Как ни странно, но стало легче.

— Вот так-то лучше…

…а потом протрубили на ужин. Звук охотничьего рожка, сиплый, надсаженный, прозвучал, показалось, над ухом.

Подавали в белой столовой.

Себастьян вообще вынужден был признать, что избыток белого сказывался на нервах, и похоже, что не только его…

Иоланта была молчалива. Габрисия ежилась, хотя в столовой было жарко, если не сказать, душно. Эржбета сидела прямо, глядя исключительно в свою тарелку, и лишь подрагивавший нож выдавал волнение. Панна Клементина, занявшая место во главе стола, сказала:

— Мы полагаем, что девушке благородных кровей к лицу умеренность во всем, в том числе и пище.

…белый длинный стол и венки из золотой эльфийской сосны, которая здесь казалась бледной, едва ли не больной. Белые свечи.

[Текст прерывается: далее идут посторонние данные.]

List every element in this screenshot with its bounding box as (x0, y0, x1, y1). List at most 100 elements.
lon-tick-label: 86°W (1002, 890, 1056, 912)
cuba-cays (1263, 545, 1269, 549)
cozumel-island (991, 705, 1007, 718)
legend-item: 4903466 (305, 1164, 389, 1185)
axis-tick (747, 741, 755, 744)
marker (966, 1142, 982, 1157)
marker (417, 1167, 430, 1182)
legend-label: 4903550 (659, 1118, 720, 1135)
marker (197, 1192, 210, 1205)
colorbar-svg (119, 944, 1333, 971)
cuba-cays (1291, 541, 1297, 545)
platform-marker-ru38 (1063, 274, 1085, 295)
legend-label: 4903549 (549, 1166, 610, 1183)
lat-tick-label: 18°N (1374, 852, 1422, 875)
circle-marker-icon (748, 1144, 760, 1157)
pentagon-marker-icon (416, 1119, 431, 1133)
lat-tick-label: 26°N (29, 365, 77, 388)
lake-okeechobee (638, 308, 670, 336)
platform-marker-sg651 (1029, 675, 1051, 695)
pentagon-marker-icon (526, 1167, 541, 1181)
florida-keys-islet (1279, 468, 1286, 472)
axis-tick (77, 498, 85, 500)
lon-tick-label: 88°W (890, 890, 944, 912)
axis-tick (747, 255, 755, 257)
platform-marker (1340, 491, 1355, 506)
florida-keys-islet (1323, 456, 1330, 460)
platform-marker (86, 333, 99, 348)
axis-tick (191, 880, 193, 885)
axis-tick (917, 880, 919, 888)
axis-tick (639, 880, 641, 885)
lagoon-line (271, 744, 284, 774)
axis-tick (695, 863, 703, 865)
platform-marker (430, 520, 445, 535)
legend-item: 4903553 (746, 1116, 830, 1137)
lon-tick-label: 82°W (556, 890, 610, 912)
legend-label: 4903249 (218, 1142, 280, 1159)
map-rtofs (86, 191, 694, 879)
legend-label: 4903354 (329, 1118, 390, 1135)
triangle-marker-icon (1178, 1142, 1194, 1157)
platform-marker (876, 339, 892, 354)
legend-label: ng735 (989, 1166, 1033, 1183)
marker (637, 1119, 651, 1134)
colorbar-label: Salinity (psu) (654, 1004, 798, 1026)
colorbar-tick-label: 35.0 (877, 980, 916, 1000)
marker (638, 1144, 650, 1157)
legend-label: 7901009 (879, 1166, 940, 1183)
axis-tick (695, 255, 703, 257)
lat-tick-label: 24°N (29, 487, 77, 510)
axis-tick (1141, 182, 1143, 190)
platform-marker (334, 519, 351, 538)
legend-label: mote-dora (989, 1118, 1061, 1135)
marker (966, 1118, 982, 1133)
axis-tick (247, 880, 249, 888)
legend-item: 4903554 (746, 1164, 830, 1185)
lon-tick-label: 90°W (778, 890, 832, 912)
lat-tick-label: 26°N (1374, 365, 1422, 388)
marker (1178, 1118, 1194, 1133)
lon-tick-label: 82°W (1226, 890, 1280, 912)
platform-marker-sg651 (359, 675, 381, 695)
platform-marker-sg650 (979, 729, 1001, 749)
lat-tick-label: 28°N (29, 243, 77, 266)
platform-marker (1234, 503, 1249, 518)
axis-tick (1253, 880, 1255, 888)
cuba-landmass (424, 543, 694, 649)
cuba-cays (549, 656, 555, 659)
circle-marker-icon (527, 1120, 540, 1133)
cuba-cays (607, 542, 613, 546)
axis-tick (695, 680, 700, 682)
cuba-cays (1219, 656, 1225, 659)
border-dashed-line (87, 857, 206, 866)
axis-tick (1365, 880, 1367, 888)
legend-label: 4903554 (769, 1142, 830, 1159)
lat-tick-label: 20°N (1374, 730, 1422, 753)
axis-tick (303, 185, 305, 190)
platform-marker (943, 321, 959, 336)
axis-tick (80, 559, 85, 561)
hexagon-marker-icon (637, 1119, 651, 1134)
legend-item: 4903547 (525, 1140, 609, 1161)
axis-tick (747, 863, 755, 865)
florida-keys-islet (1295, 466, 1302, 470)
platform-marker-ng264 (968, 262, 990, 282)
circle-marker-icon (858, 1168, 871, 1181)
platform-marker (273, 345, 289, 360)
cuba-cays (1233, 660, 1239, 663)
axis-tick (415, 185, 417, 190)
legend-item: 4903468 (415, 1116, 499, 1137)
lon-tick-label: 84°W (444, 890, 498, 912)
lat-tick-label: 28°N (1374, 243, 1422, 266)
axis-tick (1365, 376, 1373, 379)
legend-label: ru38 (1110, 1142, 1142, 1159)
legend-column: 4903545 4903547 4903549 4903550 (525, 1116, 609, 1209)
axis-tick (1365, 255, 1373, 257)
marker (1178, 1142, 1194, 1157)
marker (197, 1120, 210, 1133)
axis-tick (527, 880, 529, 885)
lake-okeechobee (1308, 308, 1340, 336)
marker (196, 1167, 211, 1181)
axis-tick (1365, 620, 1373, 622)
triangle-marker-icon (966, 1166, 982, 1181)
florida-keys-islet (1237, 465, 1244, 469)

Белые салфетки.

Проклятье.

— …способность к самоограничению, самопожертвованию…

…белая посуда.

Себастьян с тоской смотрел на квадратную тарелку, украшенную парой стебельков спаржи.

— …и таким образом, вы являетесь воплощением всего лучшего, что…

…спаржу Себастьян ненавидел.

Иоланта резала ее на маленькие кусочки, которые поливала маслянистым соусом… и рисовала из соуса картинки на блюде. Богуслава, измяв спаржу вилкой, нюхала ее и кривилась.

— Приятного аппетита, — сказала Клементина.

Она ела аккуратно, медленно, тщательно прожевывая каждый кусок.

— Простите, — Себастьян, наколов стебель на вилку, понюхал. — А что-то другое будет?

— Что именно?

— Ну… что-то менее… диетическое?

— Спаржа крайне полезна для кожи и волос. Но будут оладьи…

…красавицы рано обрадовались. Оладьи оказались кабачковыми, кое-как обжаренными и по вкусу донельзя напоминающими бумагу. К ним подали травяной чай и сок из свеклы.

— Свекла полезна для печени… вы же хотите, чтобы ваша печень прожила долгую жизнь?

— Да, — пробормотала панночка Белопольска, принюхиваясь к стакану. — И желательно, не только она…

Сидевшая рядом эльфийка тихо хихикнула…

— Я рада, что у вас остались силы шутить. Наша Королева обязана обладать… правильным чувством юмора.

— Это как? — карезмийка в платье выглядела нелепо — чересчур крупная и массивная, с неженственными резкими чертами, которые сейчас стали особенно заметны.